Ken Hartling wrote:

> Thanks .. but I want to find out if the system is "running on 64bit"
> even when the interpreter is a 32-bit build executable ("what python
> was built on").  platform.architecture() and platform() in general
> seems to only be looking at the build executable

You can pass in an arbitrary binary to architecture(), so I guess you could use this on some suitable thing under "/bin" on a Unix box.
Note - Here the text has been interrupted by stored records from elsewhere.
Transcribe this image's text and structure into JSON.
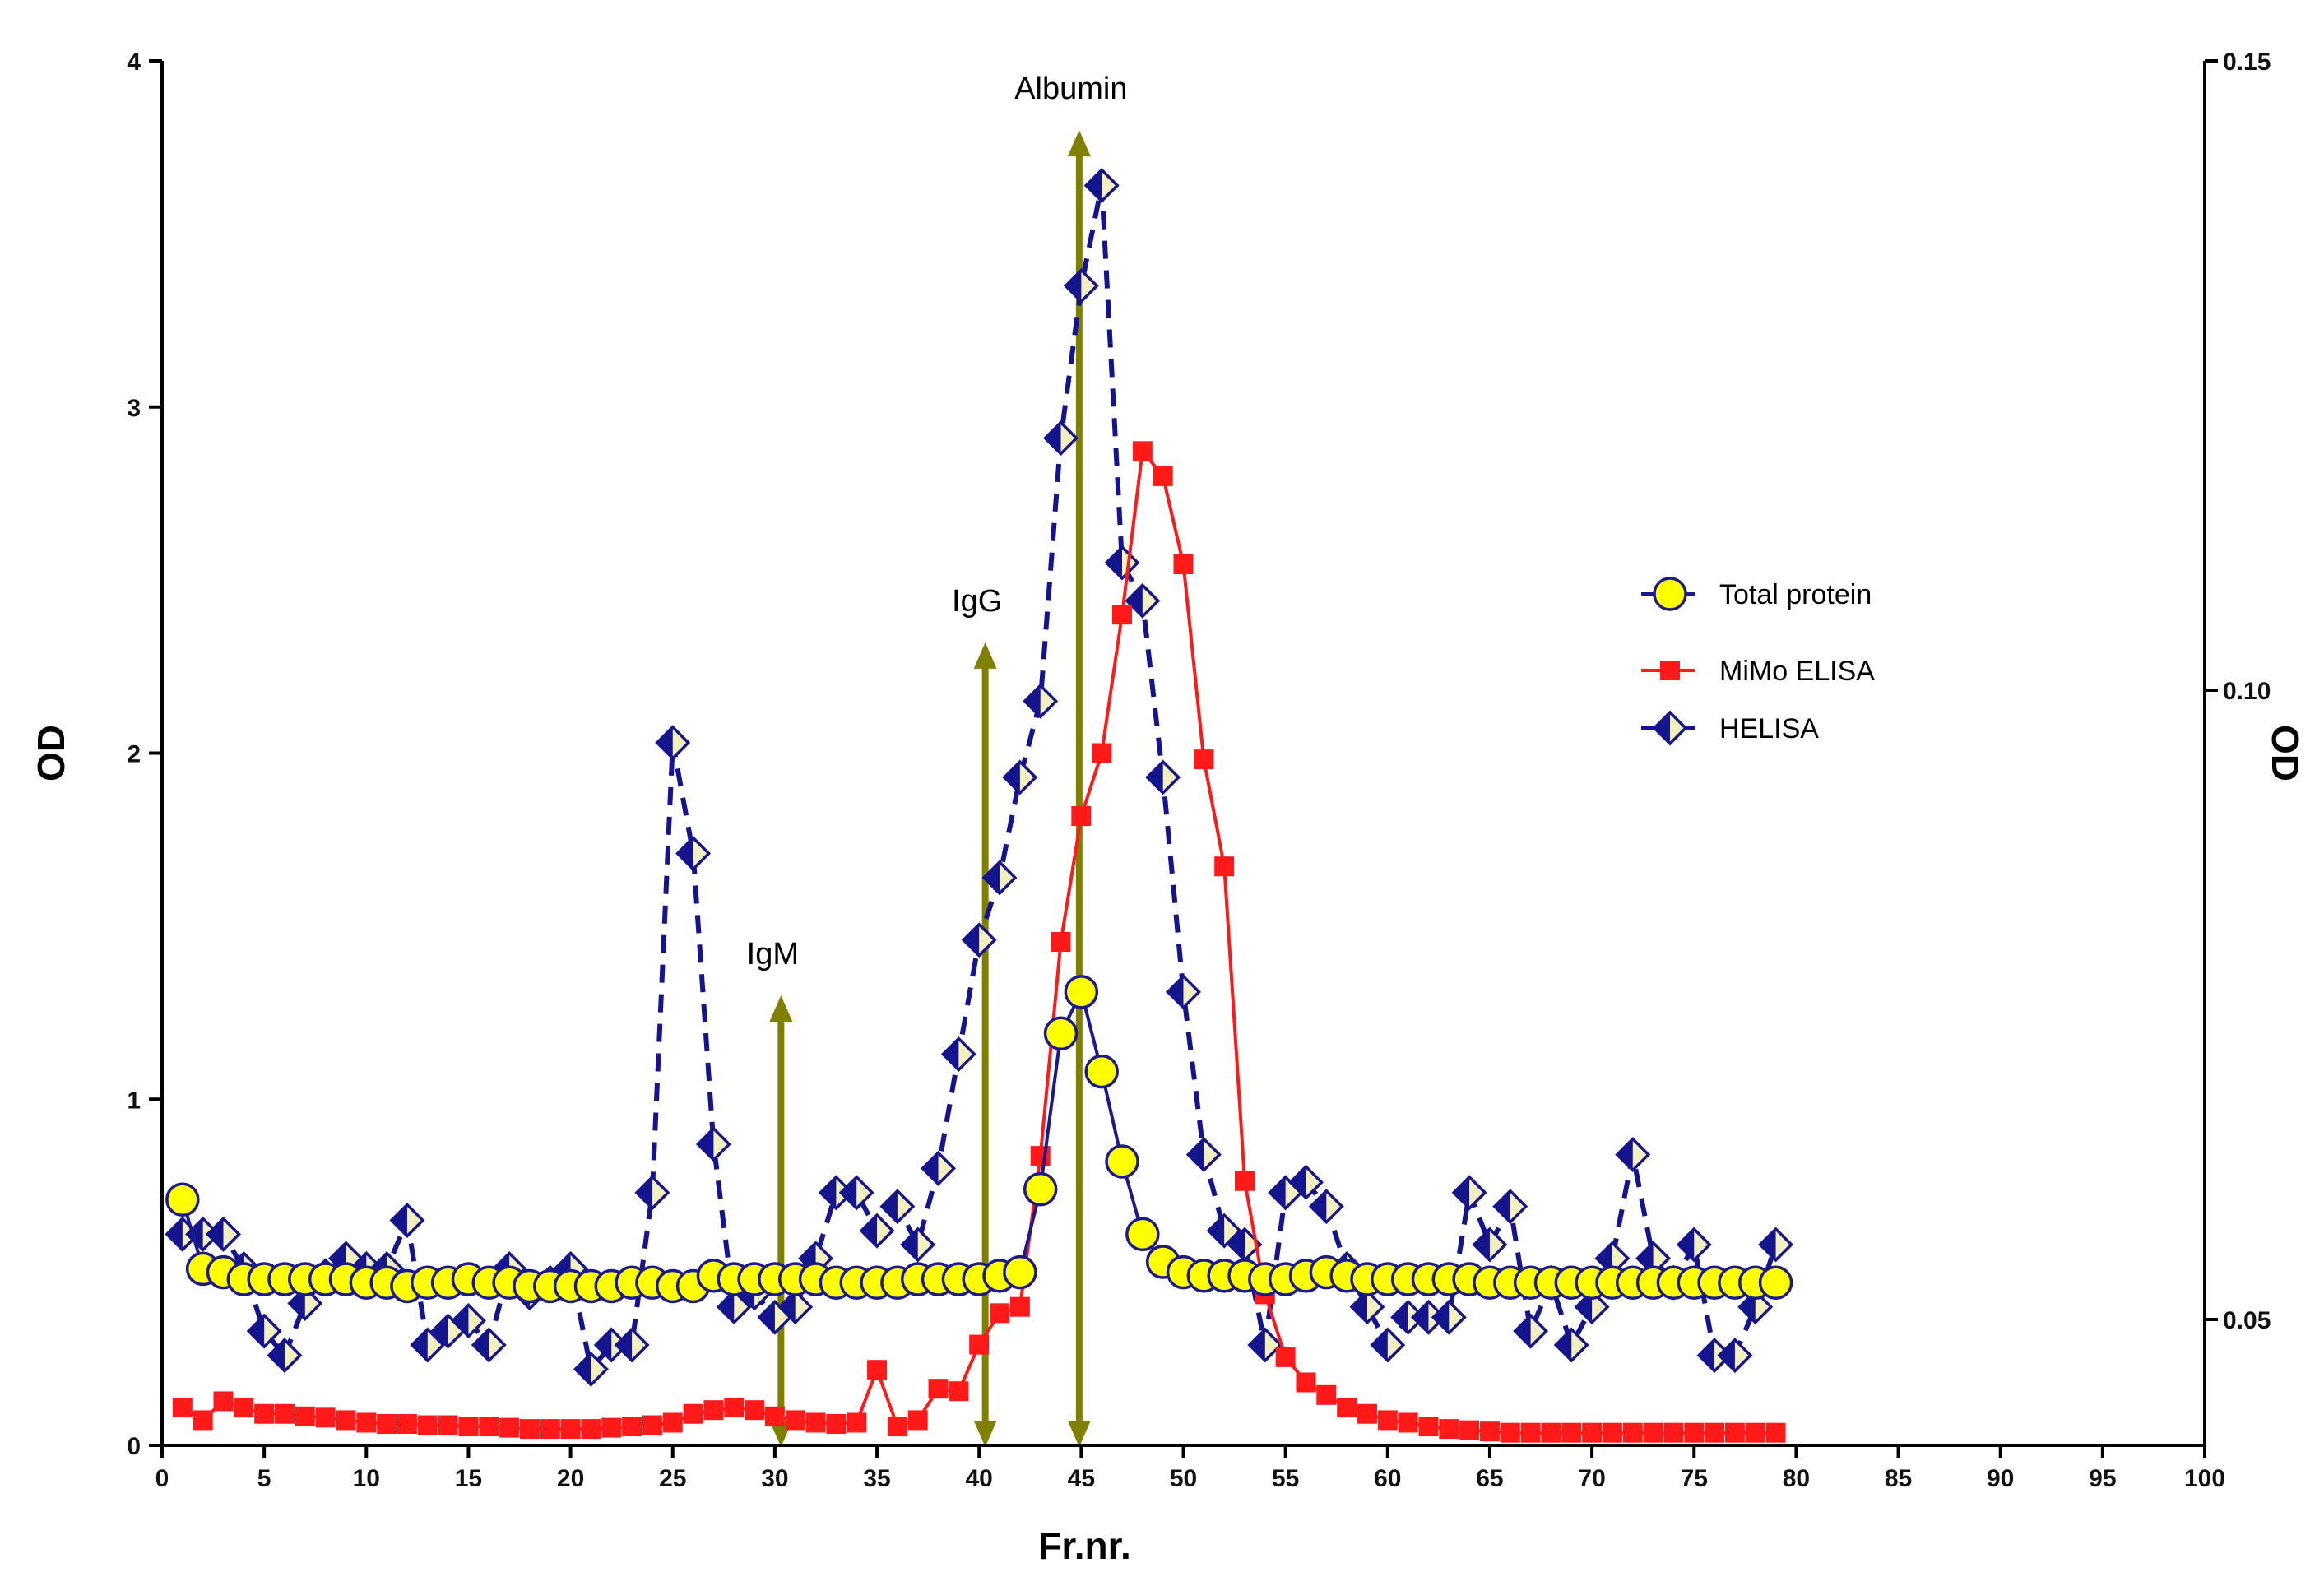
{
  "chart_data": {
    "type": "line",
    "title": "",
    "xlabel": "Fr.nr.",
    "ylabel": "OD",
    "y2label": "OD",
    "xlim": [
      0,
      100
    ],
    "ylim": [
      0,
      4
    ],
    "y2lim": [
      0.04,
      0.15
    ],
    "x_ticks": [
      0,
      5,
      10,
      15,
      20,
      25,
      30,
      35,
      40,
      45,
      50,
      55,
      60,
      65,
      70,
      75,
      80,
      85,
      90,
      95,
      100
    ],
    "y_ticks": [
      0,
      1,
      2,
      3,
      4
    ],
    "y2_ticks": [
      0.05,
      0.1,
      0.15
    ],
    "y2_tick_labels": [
      "0.05",
      "0.10",
      "0.15"
    ],
    "legend_position": "right-middle",
    "series": [
      {
        "name": "Total protein",
        "axis": "left",
        "color": "#ffff00",
        "edge_color": "#1a1a8c",
        "marker": "circle",
        "line": "solid",
        "x": [
          1,
          2,
          3,
          4,
          5,
          6,
          7,
          8,
          9,
          10,
          11,
          12,
          13,
          14,
          15,
          16,
          17,
          18,
          19,
          20,
          21,
          22,
          23,
          24,
          25,
          26,
          27,
          28,
          29,
          30,
          31,
          32,
          33,
          34,
          35,
          36,
          37,
          38,
          39,
          40,
          41,
          42,
          43,
          44,
          45,
          46,
          47,
          48,
          49,
          50,
          51,
          52,
          53,
          54,
          55,
          56,
          57,
          58,
          59,
          60,
          61,
          62,
          63,
          64,
          65,
          66,
          67,
          68,
          69,
          70,
          71,
          72,
          73,
          74,
          75,
          76,
          77,
          78,
          79
        ],
        "values": [
          0.71,
          0.51,
          0.5,
          0.48,
          0.48,
          0.48,
          0.48,
          0.48,
          0.48,
          0.47,
          0.47,
          0.46,
          0.47,
          0.47,
          0.48,
          0.47,
          0.47,
          0.46,
          0.46,
          0.46,
          0.46,
          0.46,
          0.47,
          0.47,
          0.46,
          0.46,
          0.49,
          0.48,
          0.48,
          0.48,
          0.48,
          0.48,
          0.47,
          0.47,
          0.47,
          0.47,
          0.48,
          0.48,
          0.48,
          0.48,
          0.49,
          0.5,
          0.74,
          1.19,
          1.31,
          1.08,
          0.82,
          0.61,
          0.53,
          0.5,
          0.49,
          0.49,
          0.49,
          0.48,
          0.48,
          0.49,
          0.5,
          0.49,
          0.48,
          0.48,
          0.48,
          0.48,
          0.48,
          0.48,
          0.47,
          0.47,
          0.47,
          0.47,
          0.47,
          0.47,
          0.47,
          0.47,
          0.47,
          0.47,
          0.47,
          0.47,
          0.47,
          0.47,
          0.47
        ]
      },
      {
        "name": "MiMo ELISA",
        "axis": "right",
        "color": "#ff1a1a",
        "marker": "square",
        "line": "solid",
        "x": [
          1,
          2,
          3,
          4,
          5,
          6,
          7,
          8,
          9,
          10,
          11,
          12,
          13,
          14,
          15,
          16,
          17,
          18,
          19,
          20,
          21,
          22,
          23,
          24,
          25,
          26,
          27,
          28,
          29,
          30,
          31,
          32,
          33,
          34,
          35,
          36,
          37,
          38,
          39,
          40,
          41,
          42,
          43,
          44,
          45,
          46,
          47,
          48,
          49,
          50,
          51,
          52,
          53,
          54,
          55,
          56,
          57,
          58,
          59,
          60,
          61,
          62,
          63,
          64,
          65,
          66,
          67,
          68,
          69,
          70,
          71,
          72,
          73,
          74,
          75,
          76,
          77,
          78,
          79
        ],
        "values": [
          0.043,
          0.042,
          0.0435,
          0.043,
          0.0425,
          0.0425,
          0.0423,
          0.0422,
          0.042,
          0.0418,
          0.0417,
          0.0417,
          0.0416,
          0.0416,
          0.0415,
          0.0415,
          0.0414,
          0.0413,
          0.0413,
          0.0413,
          0.0413,
          0.0414,
          0.0415,
          0.0416,
          0.0418,
          0.0425,
          0.0428,
          0.043,
          0.0428,
          0.0423,
          0.042,
          0.0418,
          0.0417,
          0.0418,
          0.046,
          0.0415,
          0.042,
          0.0445,
          0.0443,
          0.048,
          0.0505,
          0.051,
          0.063,
          0.08,
          0.09,
          0.095,
          0.106,
          0.119,
          0.117,
          0.11,
          0.0945,
          0.086,
          0.061,
          0.052,
          0.047,
          0.045,
          0.044,
          0.043,
          0.0425,
          0.042,
          0.0418,
          0.0415,
          0.0413,
          0.0412,
          0.0411,
          0.041,
          0.041,
          0.041,
          0.041,
          0.041,
          0.041,
          0.041,
          0.041,
          0.041,
          0.041,
          0.041,
          0.041,
          0.041,
          0.041
        ]
      },
      {
        "name": "HELISA",
        "axis": "left",
        "color": "#14148c",
        "marker": "diamond",
        "line": "dashed",
        "x": [
          1,
          2,
          3,
          4,
          5,
          6,
          7,
          8,
          9,
          10,
          11,
          12,
          13,
          14,
          15,
          16,
          17,
          18,
          19,
          20,
          21,
          22,
          23,
          24,
          25,
          26,
          27,
          28,
          29,
          30,
          31,
          32,
          33,
          34,
          35,
          36,
          37,
          38,
          39,
          40,
          41,
          42,
          43,
          44,
          45,
          46,
          47,
          48,
          49,
          50,
          51,
          52,
          53,
          54,
          55,
          56,
          57,
          58,
          59,
          60,
          61,
          62,
          63,
          64,
          65,
          66,
          67,
          68,
          69,
          70,
          71,
          72,
          73,
          74,
          75,
          76,
          77,
          78,
          79
        ],
        "values": [
          0.61,
          0.61,
          0.61,
          0.51,
          0.33,
          0.26,
          0.41,
          0.49,
          0.54,
          0.51,
          0.51,
          0.65,
          0.29,
          0.33,
          0.36,
          0.29,
          0.51,
          0.44,
          0.47,
          0.51,
          0.22,
          0.29,
          0.29,
          0.73,
          2.03,
          1.71,
          0.87,
          0.4,
          0.44,
          0.37,
          0.4,
          0.54,
          0.73,
          0.73,
          0.62,
          0.69,
          0.58,
          0.8,
          1.13,
          1.46,
          1.64,
          1.93,
          2.15,
          2.91,
          3.35,
          3.64,
          2.55,
          2.44,
          1.93,
          1.31,
          0.84,
          0.62,
          0.58,
          0.29,
          0.73,
          0.76,
          0.69,
          0.51,
          0.4,
          0.29,
          0.37,
          0.37,
          0.37,
          0.73,
          0.58,
          0.69,
          0.33,
          0.47,
          0.29,
          0.4,
          0.54,
          0.84,
          0.54,
          0.47,
          0.58,
          0.26,
          0.26,
          0.4,
          0.58
        ]
      }
    ],
    "annotations": [
      {
        "label": "IgM",
        "x": 30.3,
        "arrow_top": 1.3
      },
      {
        "label": "IgG",
        "x": 40.3,
        "arrow_top": 2.32
      },
      {
        "label": "Albumin",
        "x": 44.9,
        "arrow_top": 3.8
      }
    ],
    "arrow_color": "#808000"
  }
}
This doesn't work on Windows, though.

In this message,

    http://mail.python.org/pipermail/python-list/2005-June/326158.html

Thomas Heller suggests using ctypes to call the Windows API directly; so something like this could work:

>>> import ctypes, sys
>>> i = ctypes.c_int()
>>> kernel32 = ctypes.windll.kernel32
>>> process = kernel32.GetCurrentProcess()
>>> kernel32.IsWow64Process(process, ctypes.byref(i))
1
>>> is64bit = (i.value != 0)
>>> is64bit
False

(IsWow64Process returns a non-zero value if it manages to check the status, and sets the variable to a non-zero value if the process is running under WOW64. I only have 32-bit boxes here, so it's only partially tested).

And yes, looks like official support for this might appear in 2.6:

http://mail.python.org/pipermail/python-dev/2008-May/079022.html

(in that thread, Mark Hammond suggests "'64 bit' in sys.version" as a workaround, but warns for false negatives).